Limited companies – easy to open – not so easy to close!

Opening up a limited company is an easy process.  Documents are submitted to Companies House and the company is a legal entity in its own right.

When it comes to closing a company though, there are a few pitfalls to watch out for.

Directors may want to close their companies for all sorts of reasons, it may be no longer financially viable, the directors may want to retire and there is nobody to take the company on or the directors simply want to get their cash out.

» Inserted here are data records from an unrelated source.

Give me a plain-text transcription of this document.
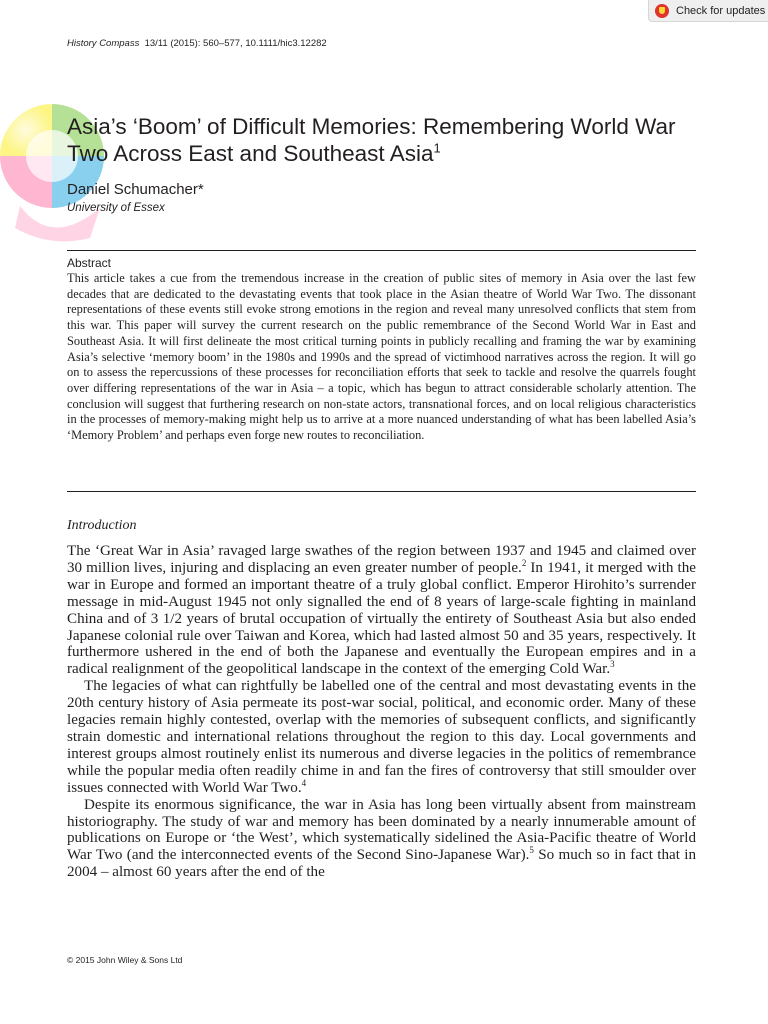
Check for updates
History Compass 13/11 (2015): 560–577, 10.1111/hic3.12282
Asia’s ‘Boom’ of Difficult Memories: Remembering World War Two Across East and Southeast Asia$^1$
Daniel Schumacher*
University of Essex
Abstract

This article takes a cue from the tremendous increase in the creation of public sites of memory in Asia over the last few decades that are dedicated to the devastating events that took place in the Asian theatre of World War Two. The dissonant representations of these events still evoke strong emotions in the region and reveal many unresolved conflicts that stem from this war. This paper will survey the current research on the public remembrance of the Second World War in East and Southeast Asia. It will first delineate the most critical turning points in publicly recalling and framing the war by examining Asia’s selective ‘memory boom’ in the 1980s and 1990s and the spread of victimhood narratives across the region. It will go on to assess the repercussions of these processes for reconciliation efforts that seek to tackle and resolve the quarrels fought over differing representations of the war in Asia – a topic, which has begun to attract considerable scholarly attention. The conclusion will suggest that furthering research on non-state actors, transnational forces, and on local religious characteristics in the processes of memory-making might help us to arrive at a more nuanced understanding of what has been labelled Asia’s ‘Memory Problem’ and perhaps even forge new routes to reconciliation.

Introduction

The ‘Great War in Asia’ ravaged large swathes of the region between 1937 and 1945 and claimed over 30 million lives, injuring and displacing an even greater number of people.$^2$ In 1941, it merged with the war in Europe and formed an important theatre of a truly global conflict. Emperor Hirohito’s surrender message in mid-August 1945 not only signalled the end of 8 years of large-scale fighting in mainland China and of 3 1/2 years of brutal occupation of virtually the entirety of Southeast Asia but also ended Japanese colonial rule over Taiwan and Korea, which had lasted almost 50 and 35 years, respectively. It furthermore ushered in the end of both the Japanese and eventually the European empires and in a radical realignment of the geopolitical landscape in the context of the emerging Cold War.$^3$

The legacies of what can rightfully be labelled one of the central and most devastating events in the 20th century history of Asia permeate its post-war social, political, and economic order. Many of these legacies remain highly contested, overlap with the memories of subsequent conflicts, and significantly strain domestic and international relations throughout the region to this day. Local governments and interest groups almost routinely enlist its numerous and diverse legacies in the politics of remembrance while the popular media often readily chime in and fan the fires of controversy that still smoulder over issues connected with World War Two.$^4$

Despite its enormous significance, the war in Asia has long been virtually absent from mainstream historiography. The study of war and memory has been dominated by a nearly innumerable amount of publications on Europe or ‘the West’, which systematically sidelined the Asia-Pacific theatre of World War Two (and the interconnected events of the Second Sino-Japanese War).$^5$ So much so in fact that in 2004 – almost 60 years after the end of the

© 2015 John Wiley & Sons Ltd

One way to close a limited company is by ‘strike off’, however, to qualify for this process the company must:

•             Not have traded or changed names within 3 months

•             Is not threatened with liquidation

•             Has no agreements with creditors, such as a CVA

For a company to be struck off in this way, the directors must tell all interested parties, HMRC and employees.  Assets must be disposed of properly and accounts brought up to date and closed off.  Any assets remaining in a company which has been struck off will become property of the crown in the absence of any legal owner as will any monies held in a bank account, which must be closed on the day of dissolution.

Many directors are trying to use the striking off procedure as an alternative to placing their company into liquidation. Directors beware as the Insolvency Service have the powers to issue director disqualification proceedings against directors who strike off their companies. Creditors may also object to the strike off and take steps to wind up the company.